Staley left JPMorgan in 2013, shortly before Epstein was fired, and later spent six years as Barclays’ chief executive. He has expressed regret for his friendship with Epstein and denied knowing about his sex trafficking.
Epstein died in August 2019 in a Manhattan jail cell while awaiting trial for sex trafficking. New York City’s medical examiner called his death a suicide.
BLAME GAME
The U.S. Virgin Islands had been seeking at least $190 million from JPMorgan.
It accused the bank of ignoring warning signs about Epstein’s misconduct, even after his 2006 arrest on prostitution charges and guilty plea two years later.
The territory also said some bank officials stayed in touch with Epstein long after he was dismissed as a client.
JPMorgan countered that the U.S. Virgin Islands was also at fault, for giving Epstein tax incentives and waiving monitoring requirements in exchange for cash and gifts to local officials, including a former first lady.

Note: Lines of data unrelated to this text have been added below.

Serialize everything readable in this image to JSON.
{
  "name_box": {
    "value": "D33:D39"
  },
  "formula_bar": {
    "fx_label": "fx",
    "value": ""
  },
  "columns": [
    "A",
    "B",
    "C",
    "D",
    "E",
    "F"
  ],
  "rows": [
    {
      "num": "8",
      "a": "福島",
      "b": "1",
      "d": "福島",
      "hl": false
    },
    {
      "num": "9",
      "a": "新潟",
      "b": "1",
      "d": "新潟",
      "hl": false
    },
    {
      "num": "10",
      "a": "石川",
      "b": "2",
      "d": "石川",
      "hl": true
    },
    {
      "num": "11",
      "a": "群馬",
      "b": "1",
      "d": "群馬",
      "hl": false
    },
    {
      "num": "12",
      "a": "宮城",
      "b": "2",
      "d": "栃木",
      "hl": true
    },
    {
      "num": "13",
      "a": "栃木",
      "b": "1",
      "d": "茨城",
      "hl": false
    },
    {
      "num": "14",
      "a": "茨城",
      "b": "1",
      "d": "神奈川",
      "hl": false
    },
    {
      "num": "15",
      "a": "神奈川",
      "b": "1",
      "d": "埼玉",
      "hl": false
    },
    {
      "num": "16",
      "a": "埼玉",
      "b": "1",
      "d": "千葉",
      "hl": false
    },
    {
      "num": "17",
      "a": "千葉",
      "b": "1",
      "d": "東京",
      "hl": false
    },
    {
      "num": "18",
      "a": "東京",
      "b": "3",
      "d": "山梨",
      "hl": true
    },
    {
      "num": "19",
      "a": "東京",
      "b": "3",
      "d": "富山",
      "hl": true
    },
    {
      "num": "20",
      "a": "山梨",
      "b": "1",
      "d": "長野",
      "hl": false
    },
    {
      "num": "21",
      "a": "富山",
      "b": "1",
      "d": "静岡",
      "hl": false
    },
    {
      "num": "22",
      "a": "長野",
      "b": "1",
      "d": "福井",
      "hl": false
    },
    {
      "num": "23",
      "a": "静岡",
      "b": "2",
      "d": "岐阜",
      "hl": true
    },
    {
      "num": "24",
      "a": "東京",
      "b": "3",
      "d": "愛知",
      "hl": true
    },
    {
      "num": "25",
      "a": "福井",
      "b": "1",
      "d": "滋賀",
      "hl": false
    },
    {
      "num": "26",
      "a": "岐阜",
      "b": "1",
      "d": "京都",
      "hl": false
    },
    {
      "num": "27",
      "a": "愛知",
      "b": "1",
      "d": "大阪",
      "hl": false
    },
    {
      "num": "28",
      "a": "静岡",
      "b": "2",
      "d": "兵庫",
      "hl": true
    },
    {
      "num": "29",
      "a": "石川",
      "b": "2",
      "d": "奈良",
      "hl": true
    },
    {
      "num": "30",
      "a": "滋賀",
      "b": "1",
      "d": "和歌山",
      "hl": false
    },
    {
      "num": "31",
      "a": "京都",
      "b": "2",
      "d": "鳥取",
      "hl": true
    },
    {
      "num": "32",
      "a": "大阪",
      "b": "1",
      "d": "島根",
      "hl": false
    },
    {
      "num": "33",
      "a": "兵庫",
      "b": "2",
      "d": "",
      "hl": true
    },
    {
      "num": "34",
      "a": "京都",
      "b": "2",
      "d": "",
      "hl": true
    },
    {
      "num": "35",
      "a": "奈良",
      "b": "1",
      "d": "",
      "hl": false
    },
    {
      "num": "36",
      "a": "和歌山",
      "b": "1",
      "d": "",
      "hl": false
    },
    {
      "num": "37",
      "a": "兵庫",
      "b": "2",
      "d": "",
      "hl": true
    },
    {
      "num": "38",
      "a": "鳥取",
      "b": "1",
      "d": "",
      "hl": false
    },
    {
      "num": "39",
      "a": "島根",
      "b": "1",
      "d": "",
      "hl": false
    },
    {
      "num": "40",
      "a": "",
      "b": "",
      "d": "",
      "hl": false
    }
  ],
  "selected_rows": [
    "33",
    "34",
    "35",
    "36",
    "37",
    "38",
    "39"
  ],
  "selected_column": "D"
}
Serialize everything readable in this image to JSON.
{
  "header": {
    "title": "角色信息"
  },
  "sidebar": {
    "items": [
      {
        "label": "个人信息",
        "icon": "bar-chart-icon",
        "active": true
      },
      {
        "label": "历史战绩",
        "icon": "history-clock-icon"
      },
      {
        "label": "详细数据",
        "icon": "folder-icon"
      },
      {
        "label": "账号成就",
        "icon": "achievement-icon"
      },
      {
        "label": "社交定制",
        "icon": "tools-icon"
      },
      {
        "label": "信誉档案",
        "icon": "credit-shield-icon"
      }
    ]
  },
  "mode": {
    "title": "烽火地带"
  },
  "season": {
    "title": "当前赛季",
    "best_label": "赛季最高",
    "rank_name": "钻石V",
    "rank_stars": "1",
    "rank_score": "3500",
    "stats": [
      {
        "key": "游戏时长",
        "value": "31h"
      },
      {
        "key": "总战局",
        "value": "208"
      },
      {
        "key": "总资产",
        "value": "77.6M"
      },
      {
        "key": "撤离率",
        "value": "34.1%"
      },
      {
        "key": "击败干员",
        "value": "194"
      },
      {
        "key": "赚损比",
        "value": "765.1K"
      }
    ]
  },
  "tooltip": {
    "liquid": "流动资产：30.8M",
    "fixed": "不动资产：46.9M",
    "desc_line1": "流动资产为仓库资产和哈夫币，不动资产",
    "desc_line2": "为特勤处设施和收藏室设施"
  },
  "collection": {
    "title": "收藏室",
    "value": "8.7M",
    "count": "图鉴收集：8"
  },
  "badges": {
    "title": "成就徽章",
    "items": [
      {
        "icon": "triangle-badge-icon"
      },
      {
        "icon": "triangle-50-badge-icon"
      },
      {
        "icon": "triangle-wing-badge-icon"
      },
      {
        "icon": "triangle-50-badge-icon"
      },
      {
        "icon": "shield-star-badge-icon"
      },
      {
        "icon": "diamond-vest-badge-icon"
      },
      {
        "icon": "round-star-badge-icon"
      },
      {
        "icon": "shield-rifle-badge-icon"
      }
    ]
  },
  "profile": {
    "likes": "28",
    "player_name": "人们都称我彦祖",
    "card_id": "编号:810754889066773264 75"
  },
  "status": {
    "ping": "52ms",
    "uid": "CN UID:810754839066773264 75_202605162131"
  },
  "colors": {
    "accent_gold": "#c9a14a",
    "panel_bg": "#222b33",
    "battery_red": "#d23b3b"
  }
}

Epstein had owned two private islands within the territory, including one he allegedly bought to keep onlookers from spying on his misconduct on the other.
JPMorgan’s ties to Epstein became a rare public relations problem for Jamie Dimon, the bank’s CEO since 2006.
Dimon testified under oath in May that he had barely heard of Epstein until the financier’s July 2019 arrest.
Among those ensnared by the scandal was Leon Black, the billionaire co-founder of private equity firm Apollo Global Management, who had close business ties with Epstein.
Black reached his own $62.5 million settlement with the U.S. Virgin Islands earlier this year, to avoid a possible lawsuit.
He has denied enabling Epstein’s sex abuses, and regretted his ties with the financier.
Deutsche Bank, where Epstein was a client from 2013 to 2018, reached a $75 million settlement with Epstein’s accusers in May.